Nove meses depois do último relatório, o mesmo neurologista confirma o "agravamento da memória e outras funções cognitivas". Defesa entrega documento na sessão de instrução do caso BES
A defesa do ex-líder do BES, Ricardo Salgado, apresentou novo relatório médico ao processo BES/GES, de forma a comprovar a doença de Alzheimer do arguido.
Nove meses depois do último relatório, o mesmo médico neurologista confirma o “agravamento da memória e outras funções cognitivas, alteração do comportamento, alteração da marcha e desequilíbrio com risco de quedas e episódios de incontinência”, “a perda progressiva de autonomia para a realização de atividades básicas da vida diária”, como seja higiene pessoal, alimentação, administração da medicação e acrescenta ainda que, “apesar de estar mantida a capacidade para alguma socialização e a capacidade para manter uma conversação com um conteúdo simples, apresenta atualmente um defeito de memória e um defeito de funções executivas relevante“. Concluindo que existe “um claro agravamento dos sintomas associados a uma síndroma demencial” e que “este agravamento é o expectável para a progressão de uma doença neurodegenerativa como a Doença de Alzheimer”, escreve o médico Joaquim Ferreira, no relatório a que o ECO teve acesso, elaborado a 1 de maio.
“Tendo elaborado no dia 2 de Julho de 2022 um relatório clínico sobre o estado de saúde do Dr. Ricardo Salgado, venho agora complementar a informação elaborada com novos dados clínicos relativos à evolução da doença. No relatório elaborado no dia 2 de Julho de 2022 já tinha sido reportado que, comparativamente com o momento do diagnóstico, o Dr. Ricardo Salgado apresentava um agravamento do defeito cognitivo, maior lentificação motora, agravamento da marcha e do desequilíbrio e uma perda de autonomia progressiva para a realização de atividades da vida diária. Nessa informação clínica, já tinha sido também documentado que se encontrava medicado com um fármaco oral destinado ao tratamento da Doença de Alzheimer. Nesse momento, também já se encontrava a participar num ensaio clínico multicêntrico internacional destinado a avaliar o benefício de um novo medicamento experimental para a Doença de Alzheimer”, explicou o médico.

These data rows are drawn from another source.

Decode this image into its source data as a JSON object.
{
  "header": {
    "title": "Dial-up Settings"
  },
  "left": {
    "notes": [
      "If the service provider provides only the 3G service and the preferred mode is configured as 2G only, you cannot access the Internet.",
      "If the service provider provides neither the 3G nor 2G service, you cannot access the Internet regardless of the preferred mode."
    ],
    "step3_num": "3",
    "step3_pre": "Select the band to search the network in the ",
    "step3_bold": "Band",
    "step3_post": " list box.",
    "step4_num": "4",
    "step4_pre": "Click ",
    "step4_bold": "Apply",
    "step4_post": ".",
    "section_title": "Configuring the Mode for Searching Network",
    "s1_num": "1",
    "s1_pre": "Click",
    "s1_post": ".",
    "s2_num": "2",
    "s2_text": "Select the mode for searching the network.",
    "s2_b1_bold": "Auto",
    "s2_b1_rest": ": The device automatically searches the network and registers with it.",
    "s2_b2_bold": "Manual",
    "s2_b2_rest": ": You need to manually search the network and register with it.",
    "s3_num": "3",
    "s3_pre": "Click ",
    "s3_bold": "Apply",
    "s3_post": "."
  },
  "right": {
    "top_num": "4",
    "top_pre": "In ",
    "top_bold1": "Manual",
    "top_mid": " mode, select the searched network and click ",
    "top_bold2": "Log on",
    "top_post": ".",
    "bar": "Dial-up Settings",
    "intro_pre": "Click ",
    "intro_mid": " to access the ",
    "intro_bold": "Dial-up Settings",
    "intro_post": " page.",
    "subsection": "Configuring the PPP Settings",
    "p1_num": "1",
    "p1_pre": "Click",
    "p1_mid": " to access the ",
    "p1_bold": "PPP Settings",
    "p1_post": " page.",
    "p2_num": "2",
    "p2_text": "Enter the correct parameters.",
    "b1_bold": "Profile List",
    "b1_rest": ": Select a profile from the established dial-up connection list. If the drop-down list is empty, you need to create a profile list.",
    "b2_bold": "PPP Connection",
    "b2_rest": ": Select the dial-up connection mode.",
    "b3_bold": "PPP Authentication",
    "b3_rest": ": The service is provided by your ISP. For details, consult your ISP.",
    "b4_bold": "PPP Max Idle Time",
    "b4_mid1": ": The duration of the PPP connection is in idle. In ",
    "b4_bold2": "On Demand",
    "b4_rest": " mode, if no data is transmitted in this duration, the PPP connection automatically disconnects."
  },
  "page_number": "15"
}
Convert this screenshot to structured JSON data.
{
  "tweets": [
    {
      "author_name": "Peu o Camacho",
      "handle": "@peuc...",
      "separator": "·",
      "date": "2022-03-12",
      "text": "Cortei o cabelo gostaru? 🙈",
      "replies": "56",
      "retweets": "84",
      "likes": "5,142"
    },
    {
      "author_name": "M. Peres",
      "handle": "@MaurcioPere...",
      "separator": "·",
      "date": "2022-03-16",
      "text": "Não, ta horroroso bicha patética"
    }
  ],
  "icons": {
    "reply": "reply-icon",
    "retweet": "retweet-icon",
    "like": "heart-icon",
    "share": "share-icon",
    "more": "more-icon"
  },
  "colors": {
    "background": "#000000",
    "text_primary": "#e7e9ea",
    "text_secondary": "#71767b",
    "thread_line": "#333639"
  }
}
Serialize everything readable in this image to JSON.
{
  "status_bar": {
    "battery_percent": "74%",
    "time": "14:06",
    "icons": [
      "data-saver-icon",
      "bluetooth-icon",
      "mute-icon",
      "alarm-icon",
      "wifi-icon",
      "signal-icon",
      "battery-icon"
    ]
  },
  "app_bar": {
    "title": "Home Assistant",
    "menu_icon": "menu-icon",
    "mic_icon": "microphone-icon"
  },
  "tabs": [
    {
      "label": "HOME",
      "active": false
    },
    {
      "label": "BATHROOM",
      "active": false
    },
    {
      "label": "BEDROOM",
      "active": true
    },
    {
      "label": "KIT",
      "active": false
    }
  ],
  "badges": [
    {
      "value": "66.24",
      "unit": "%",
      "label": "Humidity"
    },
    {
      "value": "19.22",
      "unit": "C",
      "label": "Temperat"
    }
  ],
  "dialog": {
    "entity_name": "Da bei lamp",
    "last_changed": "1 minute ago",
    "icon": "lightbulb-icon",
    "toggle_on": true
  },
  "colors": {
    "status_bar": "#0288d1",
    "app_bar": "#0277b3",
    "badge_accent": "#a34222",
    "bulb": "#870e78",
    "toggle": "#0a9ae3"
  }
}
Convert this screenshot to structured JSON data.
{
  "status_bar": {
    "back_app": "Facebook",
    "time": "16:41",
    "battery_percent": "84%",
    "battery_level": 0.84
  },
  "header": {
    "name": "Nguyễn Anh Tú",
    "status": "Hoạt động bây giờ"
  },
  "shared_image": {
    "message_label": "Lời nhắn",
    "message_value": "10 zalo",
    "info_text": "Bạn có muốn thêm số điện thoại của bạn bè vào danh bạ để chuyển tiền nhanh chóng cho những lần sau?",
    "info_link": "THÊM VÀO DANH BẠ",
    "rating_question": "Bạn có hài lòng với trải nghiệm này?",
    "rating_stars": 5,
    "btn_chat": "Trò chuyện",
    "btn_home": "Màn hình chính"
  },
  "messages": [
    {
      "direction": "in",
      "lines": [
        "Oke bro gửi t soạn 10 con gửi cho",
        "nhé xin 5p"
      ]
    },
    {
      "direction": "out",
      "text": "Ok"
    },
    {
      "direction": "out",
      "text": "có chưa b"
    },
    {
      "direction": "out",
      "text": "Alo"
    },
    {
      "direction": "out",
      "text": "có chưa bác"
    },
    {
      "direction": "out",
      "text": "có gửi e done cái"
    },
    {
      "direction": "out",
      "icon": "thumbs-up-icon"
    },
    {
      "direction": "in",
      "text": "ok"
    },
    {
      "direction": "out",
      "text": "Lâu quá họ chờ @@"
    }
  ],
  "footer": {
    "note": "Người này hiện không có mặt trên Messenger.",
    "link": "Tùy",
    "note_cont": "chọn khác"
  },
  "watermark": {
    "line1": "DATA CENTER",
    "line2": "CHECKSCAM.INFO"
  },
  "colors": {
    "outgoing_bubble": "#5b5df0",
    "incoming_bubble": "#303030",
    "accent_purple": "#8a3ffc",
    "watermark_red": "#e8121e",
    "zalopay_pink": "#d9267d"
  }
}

Que confirmou ainda que seu paciente continua “a participar num ensaio clínico multicêntrico internacional em que tem a possibilidade de estar a ser tratado com um novo medicamento experimental para a Doença de Alzheimer” e que “mantém a restante medicação oral”.
Ricardo Salgado, que foi acusado também, em dezembro, pelo Ministério Público (MP) no caso EDP de um crime de corrupção ativa para ato ilícito, outro de corrupção ativa e um de branqueamento, tinha sido notificado para esclarecer se queria prestar declarações relativamente a factos descritos no despacho do juiz de instrução Carlos Alexandre que colocou (em dezembro de 2021) Manuel Pinho em prisão domiciliária.
O recurso para a Relação de Lisboa já tinha sido apresentado sete meses antes, no final de maio de 2022, e contou com 792 páginas nas quais os representantes legais do antigo banqueiro, Francisco Proença de Carvalho e Adriano Squillace, pedem a revogação do acórdão da primeira instância por entenderem que a sentença de seis anos de prisão vai acelerar a morte de Salgado.
Nesse documento, os advogados do ex-banqueiro lembram o diagnóstico de Doença de Alzheimer que foi atribuído e criticam a decisão do tribunal de primeira instância por aplicar “esta pena de prisão efetiva sem sequer ter ‘gasto’ ou ‘dedicado’ uma única palavra para apreciar a concreta relevância” da patologia, tornando uma “questão absolutamente essencial numa ‘não questão’”.
“O próprio acórdão recorrido fez questão de omitir e não apreciar os concretos efeitos jurídicos que daí advêm para a determinação da pena e respetiva suspensão“, refere a defesa de Salgado, sublinhando que “a mera leitura do acórdão recorrido afigura-se, no mínimo, chocante no que diz respeito à aplicação de uma pena de prisão efetiva” e que a omissão de pronúncia relativamente à doença de Alzheimer constitui uma nulidade.
Invocam também os advogados que, caso se entenda que a doença diagnosticada não esteja sustentada pela matéria de facto, “a primeira instância tinha de ter determinado a realização de perícia médica para determinar se o ora arguido recorrente tem anomalia psíquica superveniente, mas, não o fez”. Nesse sentido, apontam a violação de diversos artigos do Código do Processo Penal e a incursão em nulidade.